The Kaloleni Library, which opened in the late 1960s and sits at the heart of the Kaloleni neighborhood, presented particular challenges. The building itself dates to the 1800s, constructed by Italian prisoners of war, and had served as a venue where some of Kenya’s founding documents were drafted. By the time Book Bunk, the nonprofit Koinange and Wachuka founded, got involved, the structure was in serious disrepair, the book collection remained dominated by British colonial perspectives, and the Dewey Decimal classification system couldn’t accommodate African languages or literature. Restoration work wrapped in June 2020, turning Kaloleni into a functioning cultural hub with programming shaped by community input, open weekdays and Saturdays, hosting film screenings, storytelling sessions, and arts events in the attached social hall. It’s the smallest of the McMillan branches, serving primarily primary school-age children, but the scope of what was accomplished shouldn’t be understated.
The documentary captures the friction inherent in this kind of institutional overhaul—parents outraged at discovering the colonial book selection, library administrators resistant to changing classification systems, bureaucratic delays with contract approvals and fundraising shortfalls. Koinange and Wachuka weren’t just renovating buildings; they were negotiating what it means to decolonize a public institution while working within government structures that still carry colonial imprints. One of their early battles was with a library administrator who insisted on maintaining the original Dewey Decimal system, which effectively meant maintaining the hierarchies that system encoded. The film doesn’t shy away from showing how exhausting this work is, how progress comes in increments measured against constant resistance.
The Makadara branch (also called Eastlands Library) opened in the late 1960s and serves young adults near government offices and a law court. Restoration completed in July 2021, making it the first of the three libraries to reopen with updated programming and collections. The McMillan Memorial Library itself, built in 1931 as Kenya’s second-oldest library, remains in progress—funding has been partially secured but construction hasn’t begun. Lekow and King’s decision to include politicians in the film was risky, potentially jeopardizing future funding, but it reflects a commitment to documenting the full complexity of civic infrastructure projects rather than producing sanitized promotional material.
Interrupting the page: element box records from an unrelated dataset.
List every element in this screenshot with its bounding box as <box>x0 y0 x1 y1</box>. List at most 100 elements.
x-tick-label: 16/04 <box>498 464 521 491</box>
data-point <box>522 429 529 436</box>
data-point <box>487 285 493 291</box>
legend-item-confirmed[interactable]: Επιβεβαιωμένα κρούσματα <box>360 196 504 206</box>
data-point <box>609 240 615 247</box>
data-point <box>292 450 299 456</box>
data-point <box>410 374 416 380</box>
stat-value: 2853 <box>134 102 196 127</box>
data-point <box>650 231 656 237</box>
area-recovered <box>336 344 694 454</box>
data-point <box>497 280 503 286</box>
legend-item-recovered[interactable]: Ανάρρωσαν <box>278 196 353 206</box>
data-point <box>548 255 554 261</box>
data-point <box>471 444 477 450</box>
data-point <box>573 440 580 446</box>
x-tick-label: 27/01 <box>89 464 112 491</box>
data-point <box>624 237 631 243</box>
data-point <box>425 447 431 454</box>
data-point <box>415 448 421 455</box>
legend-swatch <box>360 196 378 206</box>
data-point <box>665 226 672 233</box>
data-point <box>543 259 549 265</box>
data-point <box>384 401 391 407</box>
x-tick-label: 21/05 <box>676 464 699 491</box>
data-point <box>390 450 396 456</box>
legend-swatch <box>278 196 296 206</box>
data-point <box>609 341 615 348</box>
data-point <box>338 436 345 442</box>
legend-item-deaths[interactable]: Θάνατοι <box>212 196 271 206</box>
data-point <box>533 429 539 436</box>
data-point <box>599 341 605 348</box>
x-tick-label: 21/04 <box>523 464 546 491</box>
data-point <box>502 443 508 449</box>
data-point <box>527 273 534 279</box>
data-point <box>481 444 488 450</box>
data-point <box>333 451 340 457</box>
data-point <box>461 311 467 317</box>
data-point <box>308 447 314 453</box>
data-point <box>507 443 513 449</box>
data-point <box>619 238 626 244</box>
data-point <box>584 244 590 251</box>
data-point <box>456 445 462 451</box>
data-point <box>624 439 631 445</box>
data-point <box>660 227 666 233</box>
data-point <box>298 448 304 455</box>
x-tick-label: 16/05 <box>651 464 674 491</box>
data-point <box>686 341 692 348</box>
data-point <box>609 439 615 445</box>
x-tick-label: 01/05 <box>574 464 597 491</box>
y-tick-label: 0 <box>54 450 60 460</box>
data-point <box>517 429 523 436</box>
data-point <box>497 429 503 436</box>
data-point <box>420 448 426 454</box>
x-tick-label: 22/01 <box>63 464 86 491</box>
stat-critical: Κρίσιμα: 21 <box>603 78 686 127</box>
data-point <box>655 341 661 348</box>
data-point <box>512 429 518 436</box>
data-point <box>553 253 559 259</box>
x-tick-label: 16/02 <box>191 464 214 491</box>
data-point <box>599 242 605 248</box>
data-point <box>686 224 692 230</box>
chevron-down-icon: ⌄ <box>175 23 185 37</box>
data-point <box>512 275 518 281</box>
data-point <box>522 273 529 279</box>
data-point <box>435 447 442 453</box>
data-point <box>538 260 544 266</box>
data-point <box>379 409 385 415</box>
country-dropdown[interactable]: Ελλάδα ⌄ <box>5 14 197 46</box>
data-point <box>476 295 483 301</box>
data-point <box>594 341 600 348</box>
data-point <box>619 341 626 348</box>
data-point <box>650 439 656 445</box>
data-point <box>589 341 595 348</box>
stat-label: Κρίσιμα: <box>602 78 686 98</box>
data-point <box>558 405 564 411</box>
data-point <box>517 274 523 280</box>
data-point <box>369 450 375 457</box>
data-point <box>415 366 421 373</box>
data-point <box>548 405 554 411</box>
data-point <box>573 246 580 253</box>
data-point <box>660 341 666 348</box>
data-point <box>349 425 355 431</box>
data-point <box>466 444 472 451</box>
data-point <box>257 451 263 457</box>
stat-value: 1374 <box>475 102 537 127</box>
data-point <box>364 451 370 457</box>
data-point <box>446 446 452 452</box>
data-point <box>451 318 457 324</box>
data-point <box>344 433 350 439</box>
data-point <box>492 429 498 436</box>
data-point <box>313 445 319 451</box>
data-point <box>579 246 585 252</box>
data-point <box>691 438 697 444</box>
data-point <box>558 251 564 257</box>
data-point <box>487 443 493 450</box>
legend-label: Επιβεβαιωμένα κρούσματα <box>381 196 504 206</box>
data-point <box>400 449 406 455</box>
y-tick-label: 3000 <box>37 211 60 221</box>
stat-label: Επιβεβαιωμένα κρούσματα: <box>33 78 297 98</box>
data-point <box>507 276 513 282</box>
How to Build a Library premiered at Sundance Film Festival 2025 and has since collected awards at multiple international festivals, including the Golden Alexander at Thessaloniki Doc Fest and Best Feature Documentary at Wilmington IFF. The film’s festival success matters less than what Koinange, Wachuka, and the Book Bunk team have actually built—three libraries in various stages of operation, serving communities that have been systematically denied access to quality public space and resources. The work continues beyond the documentary’s frame: fundraising for McMillan Memorial is ongoing, programming at Kaloleni and Makadara needs sustained support, and the challenge of maintaining these spaces as genuine community hubs rather than letting them slide back into neglect remains constant. What Book Bunk has proven is that reclaiming colonial infrastructure for public good is possible but never simple, requiring equal parts vision, tenacity, and willingness to fight bureaucracy at every turn. The libraries stand as evidence that transformation happens through sustained institutional labor.